Poesía Viajera. Amanecer: Iztapayucan

La noche permanece aún.

El silencio pernocta azul entre el femenino eterno y el ardor del hombre que vela.

Nada se mueve, sólo mis pasos son testigos del diario prodigio.

Majestuosos rayos dorados rompen la noche.

El hechizo se renueva:

el amanecer triunfa y toca el rocío.

Se despierta la gente,

hogares, miles, que se aferran a la vieja tierra

colgados de la ladera,

techos coloridos que despiertan

en un efluvio de luz cantarina.

Es donde se moja la sal.

La tierra a los pies de la montaña,

umbral de voces nuevas y antiguas

que cuentan el relato ido,

las miradas de antaño

con los ojos de ahora.

Transmutación

¿Y si te vuelvo agua?

¿Si dejas que te cante al oído con voces antiguas, con gritos sonoros, con caricias sutiles?

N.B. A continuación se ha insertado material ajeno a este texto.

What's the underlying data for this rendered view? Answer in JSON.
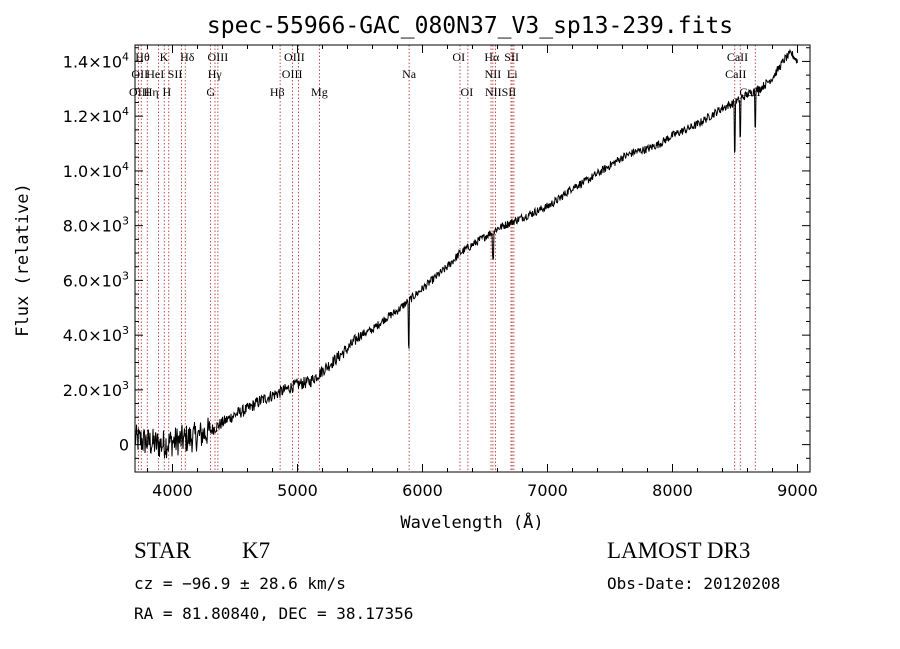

¿Y si me abres tus puertas, goznes chirriantes, herrumbre óxida? 
¿Y si te vuelvo viento?

¿Si te vuelves aroma de antaño, bosque de sombras, camino polvoso?

 ¿Y si me dejas pasar por tu orilla rumbo a tu sino?
¿Y si te vuelvo fuego?

¿Si te angostas en mi valle, crepitando en mi centro, agonizando sin furtivos acentos?

 ¿Y si me retienes en brasas?
¿Y si nos volvemos aroma?

¿Tú y yo en un bucle de tiempo, entre la marea roja, el universo azul y la voz negra de un sueño?